If you Google resources about marriage and unemployment, you will find a lot of great stuff – for the spouse who is unemployed. Unfortunately, there aren’t so many resources for the employed spouse.

I came by my status as “the one with a job” pretty organically. My husband began looking for a job during his last year of law school. When he didn’t find one right away, we moved to Chicago so he could take the Bar here and keep looking.

He passed the Bar and was admitted as an attorney. “Certainly” we thought. “Finding a job will be that much easier.”

Spoiler alert! It hasn’t been easy. At all. We’re ten months post-law school now and still looking. There have been highs and lows and the stress-level around here is palpable. Thankfully, we haven’t resorted to picking on each other or having knock down drag out fights in the alley. Moreover, we are extremely lucky to have a supportive family network.

In case you were wondering, here are a few things that I’ve learned about being the employed one:

  • Nobody cares how you feel.

It’s really harsh when you put it like that, but in my experience, it’s been the truth. Nobody cares how I feel. However, they do care about how “sad” or “frustrated” or “exhausted” Bret must feel. I know they mean well, but sometimes I want to stamp my feet and say “But what about me?! Why doesn’t anyone care how I feel?” Fortunately for all involved, I’ve grown out of temper tantrums.

Instead of having public meltdowns, we’ve instituted a household policy where I get to be as upset as I want sometimes and Bret has to just roll with it. He doesn’t get to counter with how upset he is. After I finish with my crying jag, I perk up and go back to being the supportive wife and friend.

  • Your spouse’s unemployment is not a reason to slack off around the house.

It would be so easy for me to completely turn over all housework to my husband.

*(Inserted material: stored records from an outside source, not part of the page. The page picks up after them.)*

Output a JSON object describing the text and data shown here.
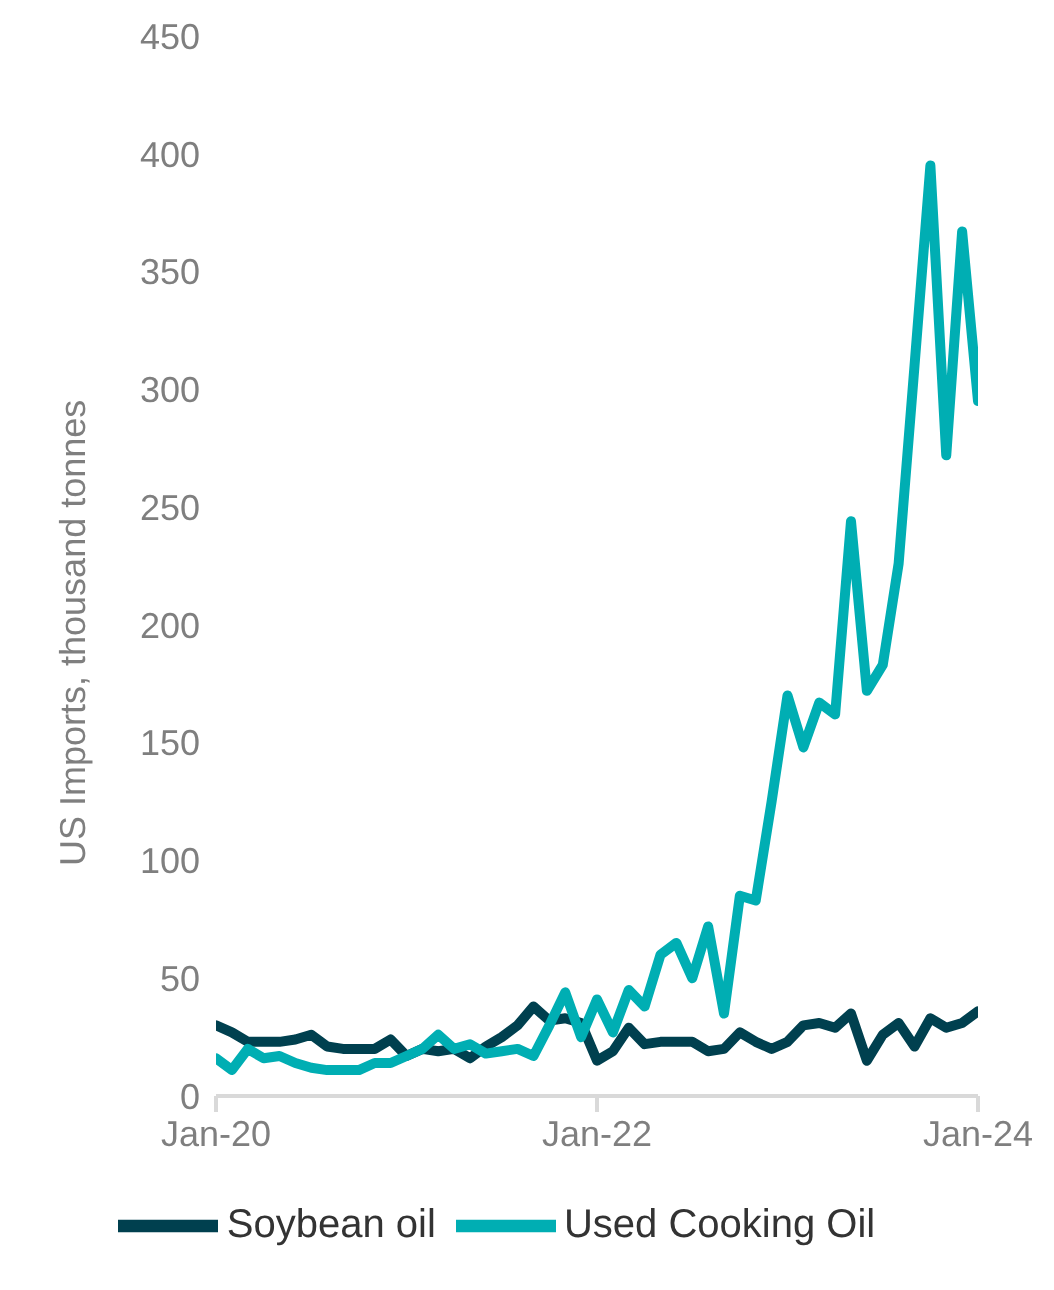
{
  "chart_data": {
    "type": "line",
    "ylabel": "US Imports, thousand tonnes",
    "x": [
      "2020-01",
      "2020-02",
      "2020-03",
      "2020-04",
      "2020-05",
      "2020-06",
      "2020-07",
      "2020-08",
      "2020-09",
      "2020-10",
      "2020-11",
      "2020-12",
      "2021-01",
      "2021-02",
      "2021-03",
      "2021-04",
      "2021-05",
      "2021-06",
      "2021-07",
      "2021-08",
      "2021-09",
      "2021-10",
      "2021-11",
      "2021-12",
      "2022-01",
      "2022-02",
      "2022-03",
      "2022-04",
      "2022-05",
      "2022-06",
      "2022-07",
      "2022-08",
      "2022-09",
      "2022-10",
      "2022-11",
      "2022-12",
      "2023-01",
      "2023-02",
      "2023-03",
      "2023-04",
      "2023-05",
      "2023-06",
      "2023-07",
      "2023-08",
      "2023-09",
      "2023-10",
      "2023-11",
      "2023-12",
      "2024-01"
    ],
    "series": [
      {
        "name": "Soybean oil",
        "color": "#00404f",
        "values": [
          30,
          27,
          23,
          23,
          23,
          24,
          26,
          21,
          20,
          20,
          20,
          24,
          17,
          20,
          19,
          20,
          16,
          21,
          25,
          30,
          38,
          32,
          33,
          31,
          15,
          19,
          29,
          22,
          23,
          23,
          23,
          19,
          20,
          27,
          23,
          20,
          23,
          30,
          31,
          29,
          35,
          15,
          26,
          31,
          21,
          33,
          29,
          31,
          36
        ]
      },
      {
        "name": "Used Cooking Oil",
        "color": "#00aeb3",
        "values": [
          16,
          11,
          20,
          16,
          17,
          14,
          12,
          11,
          11,
          11,
          14,
          14,
          17,
          20,
          26,
          20,
          22,
          18,
          19,
          20,
          17,
          30,
          44,
          25,
          41,
          27,
          45,
          38,
          60,
          65,
          50,
          72,
          35,
          85,
          83,
          125,
          170,
          148,
          167,
          162,
          244,
          172,
          183,
          226,
          310,
          395,
          272,
          367,
          295
        ]
      }
    ],
    "xlim": [
      "2020-01",
      "2024-01"
    ],
    "xticks": [
      {
        "value": "2020-01",
        "label": "Jan-20"
      },
      {
        "value": "2022-01",
        "label": "Jan-22"
      },
      {
        "value": "2024-01",
        "label": "Jan-24"
      }
    ],
    "ylim": [
      0,
      450
    ],
    "yticks": [
      0,
      50,
      100,
      150,
      200,
      250,
      300,
      350,
      400,
      450
    ],
    "grid": false,
    "legend": "bottom",
    "marker": "none",
    "line_style": "solid"
  }
}
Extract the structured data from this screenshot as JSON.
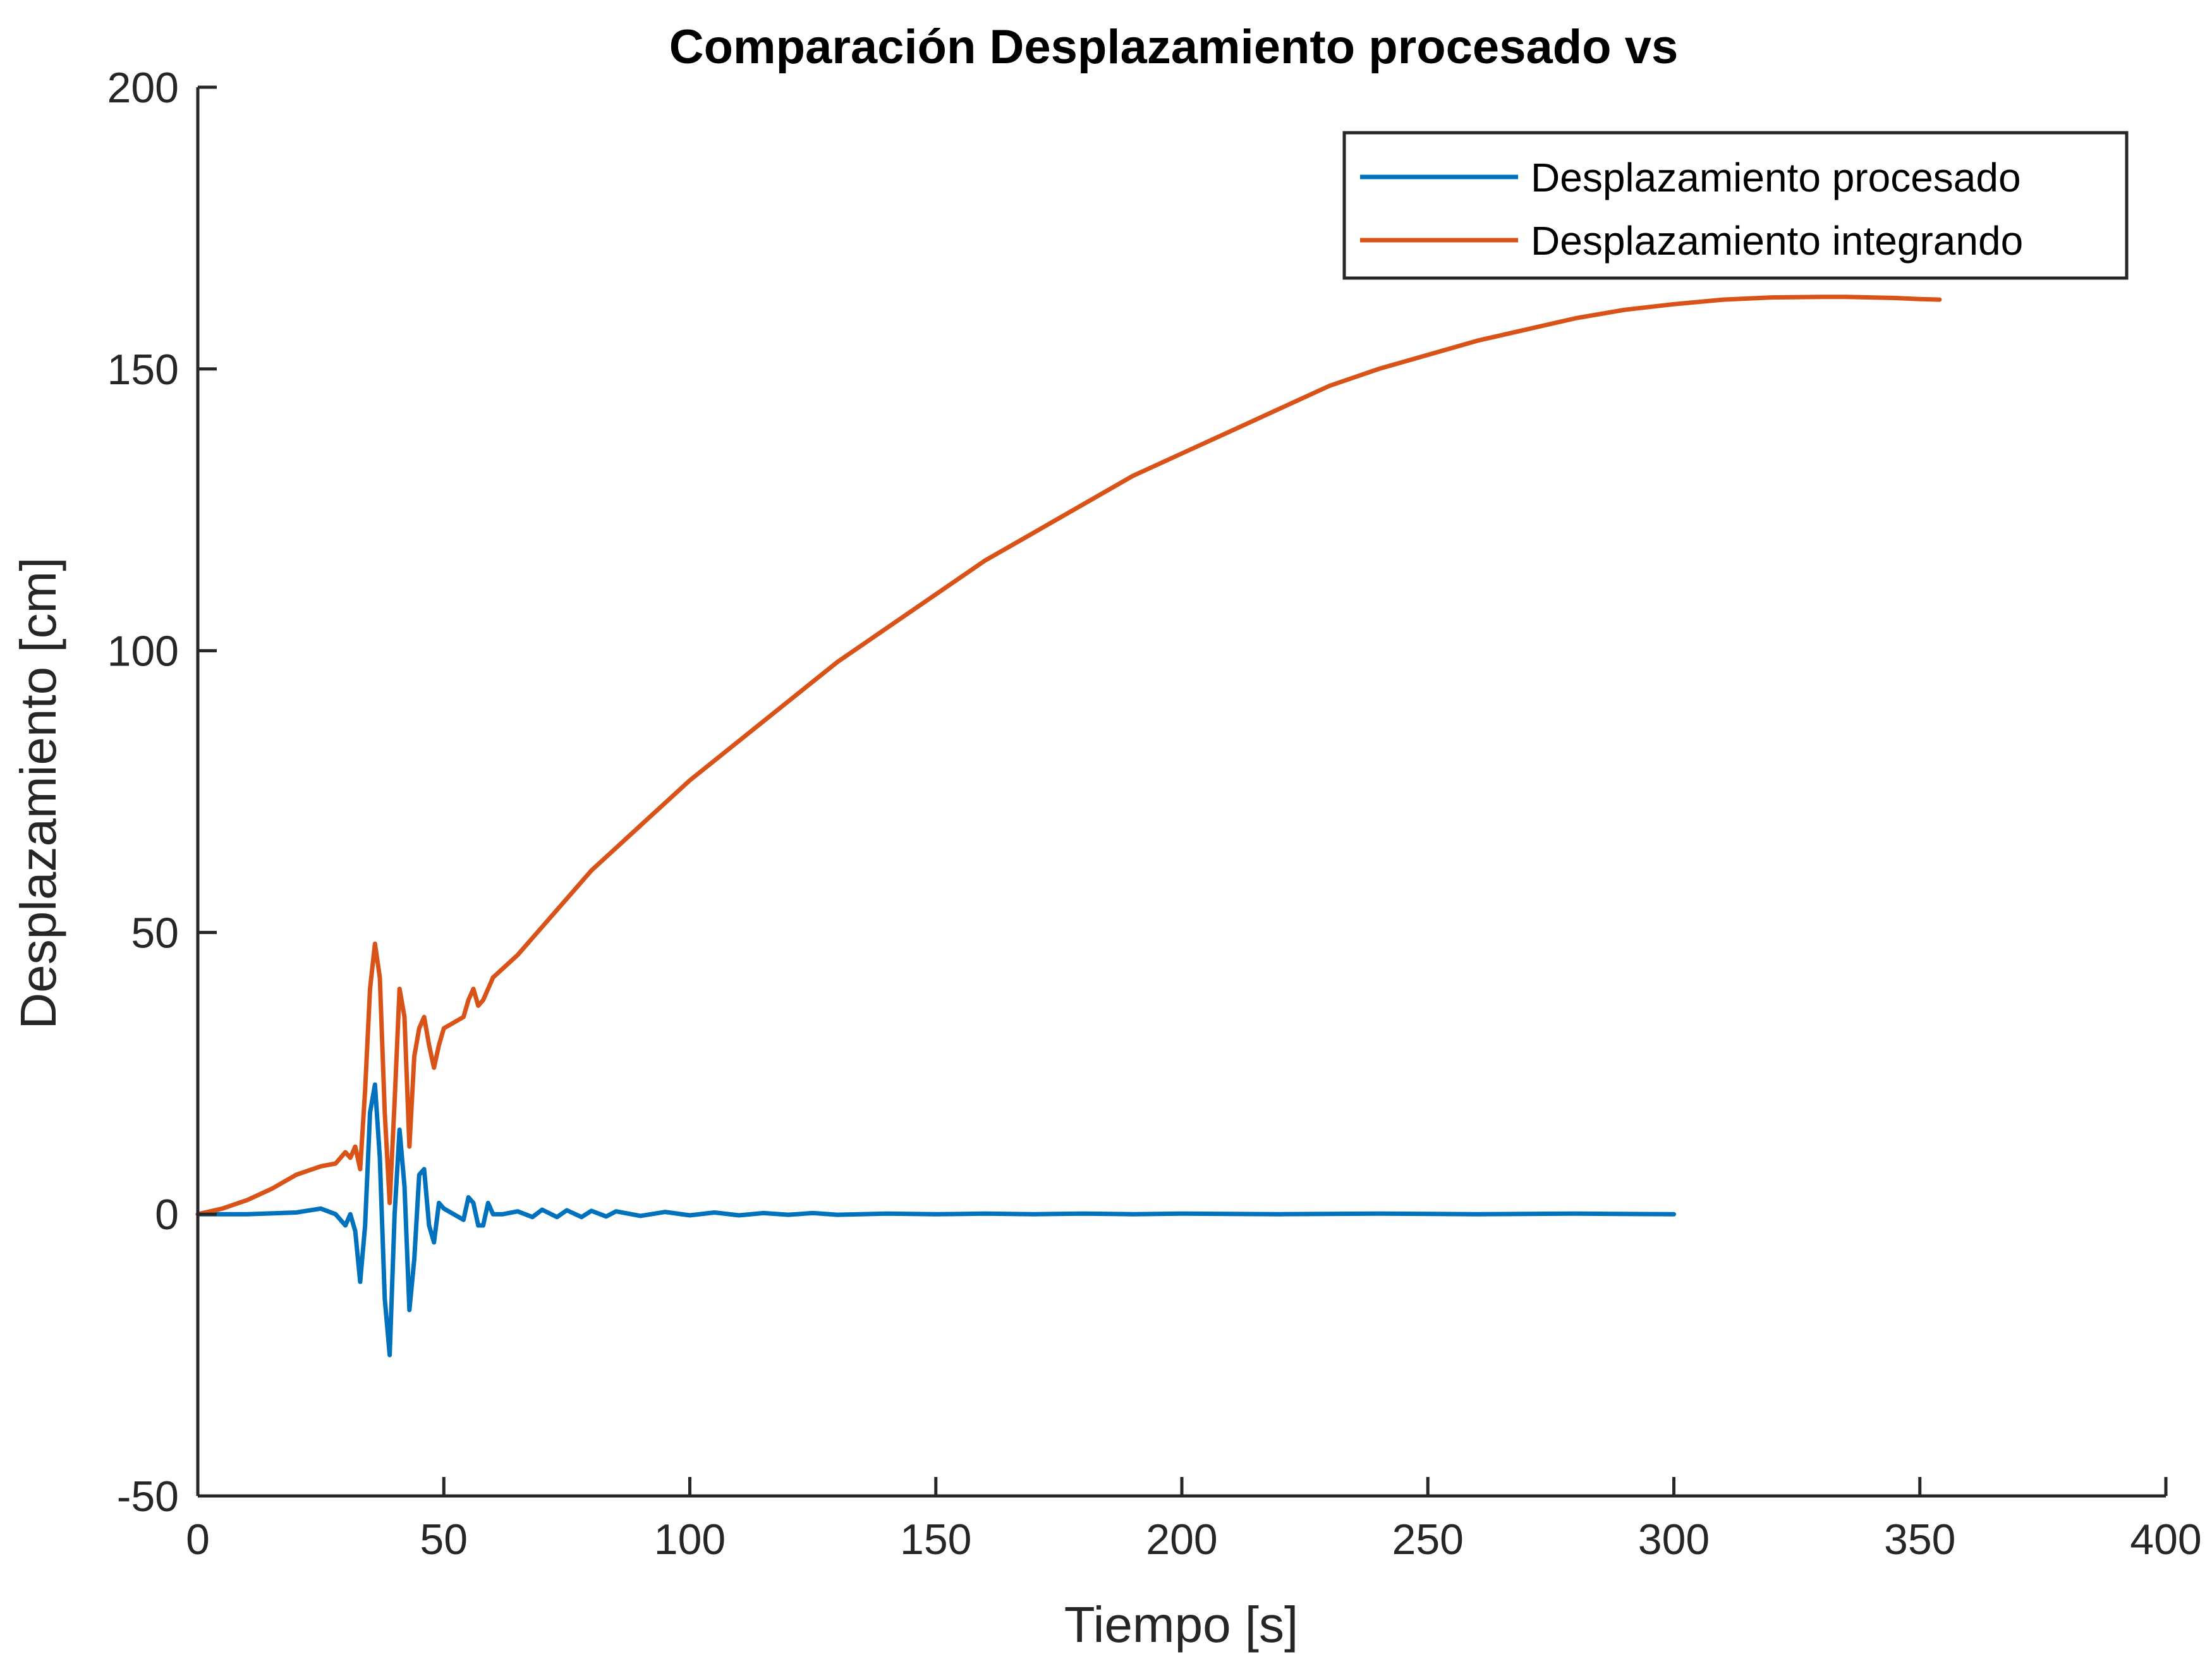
{
  "chart_data": {
    "type": "line",
    "title": "Comparación Desplazamiento procesado vs",
    "xlabel": "Tiempo [s]",
    "ylabel": "Desplazamiento [cm]",
    "xlim": [
      0,
      400
    ],
    "ylim": [
      -50,
      200
    ],
    "xticks": [
      0,
      50,
      100,
      150,
      200,
      250,
      300,
      350,
      400
    ],
    "yticks": [
      -50,
      0,
      50,
      100,
      150,
      200
    ],
    "grid": false,
    "legend_position": "top-right",
    "series": [
      {
        "name": "Desplazamiento procesado",
        "color": "#0072BD",
        "x": [
          0,
          10,
          20,
          25,
          28,
          30,
          31,
          32,
          33,
          34,
          35,
          36,
          37,
          38,
          39,
          40,
          41,
          42,
          43,
          44,
          45,
          46,
          47,
          48,
          49,
          50,
          52,
          54,
          55,
          56,
          57,
          58,
          59,
          60,
          62,
          65,
          68,
          70,
          73,
          75,
          78,
          80,
          83,
          85,
          90,
          95,
          100,
          105,
          110,
          115,
          120,
          125,
          130,
          140,
          150,
          160,
          170,
          180,
          190,
          200,
          220,
          240,
          260,
          280,
          300
        ],
        "y": [
          0,
          0,
          0.3,
          1,
          0,
          -2,
          0,
          -3,
          -12,
          -2,
          18,
          23,
          10,
          -15,
          -25,
          0,
          15,
          5,
          -17,
          -8,
          7,
          8,
          -2,
          -5,
          2,
          1,
          0,
          -1,
          3,
          2,
          -2,
          -2,
          2,
          0,
          0,
          0.5,
          -0.5,
          0.8,
          -0.5,
          0.7,
          -0.5,
          0.6,
          -0.4,
          0.5,
          -0.3,
          0.4,
          -0.2,
          0.3,
          -0.2,
          0.2,
          -0.1,
          0.2,
          -0.1,
          0.1,
          0,
          0.1,
          0,
          0.1,
          0,
          0.1,
          0,
          0.1,
          0,
          0.1,
          0
        ]
      },
      {
        "name": "Desplazamiento integrando",
        "color": "#D95319",
        "x": [
          0,
          5,
          10,
          15,
          20,
          25,
          28,
          30,
          31,
          32,
          33,
          34,
          35,
          36,
          37,
          38,
          39,
          40,
          41,
          42,
          43,
          44,
          45,
          46,
          47,
          48,
          49,
          50,
          52,
          54,
          55,
          56,
          57,
          58,
          59,
          60,
          65,
          70,
          75,
          80,
          85,
          90,
          95,
          100,
          110,
          120,
          130,
          140,
          150,
          160,
          170,
          180,
          190,
          200,
          210,
          220,
          230,
          240,
          250,
          260,
          270,
          280,
          290,
          300,
          310,
          320,
          330,
          335,
          340,
          345,
          350,
          354
        ],
        "y": [
          0,
          1,
          2.5,
          4.5,
          7,
          8.5,
          9,
          11,
          10,
          12,
          8,
          22,
          40,
          48,
          42,
          18,
          2,
          20,
          40,
          35,
          12,
          28,
          33,
          35,
          30,
          26,
          30,
          33,
          34,
          35,
          38,
          40,
          37,
          38,
          40,
          42,
          46,
          51,
          56,
          61,
          65,
          69,
          73,
          77,
          84,
          91,
          98,
          104,
          110,
          116,
          121,
          126,
          131,
          135,
          139,
          143,
          147,
          150,
          152.5,
          155,
          157,
          159,
          160.5,
          161.5,
          162.3,
          162.7,
          162.8,
          162.8,
          162.7,
          162.6,
          162.4,
          162.3
        ]
      }
    ]
  }
}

In fact, on busy work weeks, I have. However, I’ve always done the laundry and cleaned the bathrooms and made the meal plan. It’s not fair for me to stop doing those things. Just because he’s unemployed doesn’t mean that he’s my housekeeper.

  • At the same time, your spouse’s unemployment does not entitle them to completely check out on the housework.

Conversely, I refuse to let Bret’s unemployment turn our relationship into one where he mopes all day while I run around to keep up with the necessary household chores. He still cleans the bunny cage, vacuums and handles all the car maintenance. (Have I mentioned that I’m bad at cars?) Even better, he knows that sometimes, I’m going to ask him to pitch in a little bit more because he has the time.

  • Constant communication is important.

There was a time, back when Bret was in law school and I was working in a shoe store, that he looked at me and said “Hey, the rent is due tomorrow and I’m basically out of loan money, you can write the check right?” I wrote the check, but it took some doing (and a small loan from a friend). It was a panicked 24 hours.

It wasn’t that we didn’t have the money, it was that he was completely unaware of when my paydays were. That was entirely my fault because I didn’t communicate that information to him. These days, we make sure to check in on financial issues often so we don’t miss payments, have unnecessary fights or – y’know – get evicted.

  • Picking someone or something to be mad at is incredibly cathartic.

…as long as it isn’t your spouse.

Over the course of the past ten months, I’ve been mad at everyone from my mother-in-law to my husband’s high school debate coach to the career services center at the law school. Of course, I never tell any of these people this, but choosing a random new target for my mental rage helps me let out my frustration without pinning it all on my husband.

  • Focus on the positive.

Dealing with an unemployed spouse is an all-around pretty terrible experience. However, I have found a few positive elements to focus on. For example, we’ve been able to spend more time with our grandparents at the holidays and during the summer because we can travel whenever we want. We can visit museums in the middle of the afternoon and we’ve gotten to spend a lot of “quality time” together since Bret is home all day.

You never know, I might actually miss him when he goes back to work.